By IRNA,
London : Britain is continuing to sell a wide range of military equipment to the Israel, despite last year’s massacre of more than 1,400 Palestinians in Gaza.
After the attack on Gaza, Foreign Secretary David Miliband told parliament that all future applications for arms-related exports to Israel “will be assessed taking into account the recent conflict”.
But the latest official figures show that UK government approved almost £4m worth of export licences for weapons and equipment, including small arms ammunition and parts for sniper rifles in first nine months of 2009.
Most of the equipment approved for sale to the Zionst regime were components for large military items, such as parts for ground-based radars, military aircraft engines, military aircraft navigation equipment, military communications and unmanned drones.
The continuing exports have been condemned by the anti-poverty campaigning organisation, War on Want, which has called for a two-way arms embargo between Britain and Israel since the 2006 invasion of Lebanon.
“The licensing of arms sales to Israel flies in the face of the UK’s arms export guidelines, which prohibit the sale of military equipment that could be used for internal repression,” said Yasmin Khan of War on Want. “The UK government remains complicit in Israel’s human rights violations unless it prohibits the sale of all arms to Israel,” Khan told IRNA.
Approved exports sales also include electronic warfare equipment, ground vehicle military communications equipment and remote ground-sensor systems.
Last year, Miliband admitted that Israeli equipment used in the attack on Gaza “almost certainly” contained British-supplied components included components for US F16 combat aircraft, and Apache helicopters.

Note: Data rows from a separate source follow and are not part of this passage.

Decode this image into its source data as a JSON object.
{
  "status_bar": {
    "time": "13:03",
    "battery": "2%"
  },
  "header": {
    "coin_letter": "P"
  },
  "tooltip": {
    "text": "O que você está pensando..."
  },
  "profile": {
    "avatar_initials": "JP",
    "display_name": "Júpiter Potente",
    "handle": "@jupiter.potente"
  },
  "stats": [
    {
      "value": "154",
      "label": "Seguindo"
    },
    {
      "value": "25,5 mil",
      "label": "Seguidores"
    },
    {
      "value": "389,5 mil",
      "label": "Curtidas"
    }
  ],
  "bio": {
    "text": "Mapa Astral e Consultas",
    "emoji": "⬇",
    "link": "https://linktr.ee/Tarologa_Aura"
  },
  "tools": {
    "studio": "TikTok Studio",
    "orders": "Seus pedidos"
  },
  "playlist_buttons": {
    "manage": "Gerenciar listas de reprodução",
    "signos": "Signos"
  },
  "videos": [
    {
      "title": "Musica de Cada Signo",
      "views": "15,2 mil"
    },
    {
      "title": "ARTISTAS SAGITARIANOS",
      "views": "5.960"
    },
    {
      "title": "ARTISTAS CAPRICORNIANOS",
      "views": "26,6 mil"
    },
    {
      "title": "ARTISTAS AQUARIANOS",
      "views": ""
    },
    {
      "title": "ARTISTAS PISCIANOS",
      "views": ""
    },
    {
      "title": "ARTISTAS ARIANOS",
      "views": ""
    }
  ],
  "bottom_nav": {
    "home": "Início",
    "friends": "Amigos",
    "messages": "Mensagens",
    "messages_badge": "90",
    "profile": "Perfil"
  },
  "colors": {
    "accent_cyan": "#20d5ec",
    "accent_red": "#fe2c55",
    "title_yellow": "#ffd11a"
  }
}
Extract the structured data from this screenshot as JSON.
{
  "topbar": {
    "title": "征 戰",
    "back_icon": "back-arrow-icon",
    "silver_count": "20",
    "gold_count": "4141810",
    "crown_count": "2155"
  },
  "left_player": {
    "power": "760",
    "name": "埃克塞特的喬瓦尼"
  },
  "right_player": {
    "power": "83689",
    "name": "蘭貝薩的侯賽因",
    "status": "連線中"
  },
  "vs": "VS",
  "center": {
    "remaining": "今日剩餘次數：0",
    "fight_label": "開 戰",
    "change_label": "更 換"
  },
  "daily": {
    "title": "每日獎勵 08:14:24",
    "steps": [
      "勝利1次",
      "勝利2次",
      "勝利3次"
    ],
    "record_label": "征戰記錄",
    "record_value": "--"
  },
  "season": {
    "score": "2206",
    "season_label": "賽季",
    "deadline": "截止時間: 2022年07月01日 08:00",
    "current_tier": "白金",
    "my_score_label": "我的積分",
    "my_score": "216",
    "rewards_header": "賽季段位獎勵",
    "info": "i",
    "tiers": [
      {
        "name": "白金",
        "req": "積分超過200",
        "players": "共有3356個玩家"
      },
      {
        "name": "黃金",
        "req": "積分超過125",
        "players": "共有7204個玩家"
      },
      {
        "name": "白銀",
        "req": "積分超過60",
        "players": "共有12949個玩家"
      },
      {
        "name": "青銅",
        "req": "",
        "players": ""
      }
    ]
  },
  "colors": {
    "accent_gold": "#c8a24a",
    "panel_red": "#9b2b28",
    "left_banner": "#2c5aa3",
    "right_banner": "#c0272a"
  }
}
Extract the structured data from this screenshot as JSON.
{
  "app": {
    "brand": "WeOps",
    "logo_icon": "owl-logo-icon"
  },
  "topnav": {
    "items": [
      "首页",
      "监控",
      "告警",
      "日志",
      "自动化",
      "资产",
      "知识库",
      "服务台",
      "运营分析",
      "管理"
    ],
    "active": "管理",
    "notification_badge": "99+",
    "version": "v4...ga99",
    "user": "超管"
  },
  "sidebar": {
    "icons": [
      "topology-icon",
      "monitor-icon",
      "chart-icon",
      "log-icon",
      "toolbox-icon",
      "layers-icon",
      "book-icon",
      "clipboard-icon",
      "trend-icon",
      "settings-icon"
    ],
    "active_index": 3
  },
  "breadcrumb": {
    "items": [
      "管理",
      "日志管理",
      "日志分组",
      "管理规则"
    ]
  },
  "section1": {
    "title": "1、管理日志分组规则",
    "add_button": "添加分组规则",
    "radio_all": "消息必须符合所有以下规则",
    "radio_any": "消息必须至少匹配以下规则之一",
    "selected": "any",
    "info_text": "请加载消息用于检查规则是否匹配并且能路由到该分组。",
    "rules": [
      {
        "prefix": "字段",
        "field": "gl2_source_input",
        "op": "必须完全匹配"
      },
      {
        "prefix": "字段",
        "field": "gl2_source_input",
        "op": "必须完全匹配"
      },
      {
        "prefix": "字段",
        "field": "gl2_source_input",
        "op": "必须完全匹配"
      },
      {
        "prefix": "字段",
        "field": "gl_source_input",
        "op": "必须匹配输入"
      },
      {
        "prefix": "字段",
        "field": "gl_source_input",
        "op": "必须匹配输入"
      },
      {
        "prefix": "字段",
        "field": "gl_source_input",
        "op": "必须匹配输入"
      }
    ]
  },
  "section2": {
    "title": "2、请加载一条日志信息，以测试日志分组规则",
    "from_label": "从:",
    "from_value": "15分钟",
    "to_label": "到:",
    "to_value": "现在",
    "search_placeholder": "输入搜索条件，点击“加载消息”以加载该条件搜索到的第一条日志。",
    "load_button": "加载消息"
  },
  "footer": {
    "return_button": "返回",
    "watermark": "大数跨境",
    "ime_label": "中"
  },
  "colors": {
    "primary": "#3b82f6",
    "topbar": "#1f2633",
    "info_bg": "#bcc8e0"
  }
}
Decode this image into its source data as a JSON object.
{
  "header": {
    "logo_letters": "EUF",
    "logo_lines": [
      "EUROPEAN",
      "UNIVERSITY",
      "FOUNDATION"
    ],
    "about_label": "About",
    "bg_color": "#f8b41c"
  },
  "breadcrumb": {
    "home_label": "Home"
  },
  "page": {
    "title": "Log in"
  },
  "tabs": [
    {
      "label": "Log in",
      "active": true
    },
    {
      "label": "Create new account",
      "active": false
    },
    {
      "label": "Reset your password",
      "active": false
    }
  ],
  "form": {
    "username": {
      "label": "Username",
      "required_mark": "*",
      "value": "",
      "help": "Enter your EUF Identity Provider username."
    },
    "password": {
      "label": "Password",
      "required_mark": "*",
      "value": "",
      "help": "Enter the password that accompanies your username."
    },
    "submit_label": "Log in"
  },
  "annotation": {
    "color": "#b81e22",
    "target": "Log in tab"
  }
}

They also included equipment for radar on Israeli ships that could be used for fire-control against surface targets, and armoured personnel carriers adapted from Centurion tanks sold to Israel in the late 1950s.
When questioned by parliament’s strategic export controls committee last month, Foreign Office minister for the Middle East Ivan Lewis insisted that the government considered arms exports to Israel on a “case-by-case basis”.
Britain’s official guidelines for arms exports stipulate that arms sales should not be approved “where there is a clear risk that the export might be used for internal repression” or where they would “provoke or prolong armed conflicts”.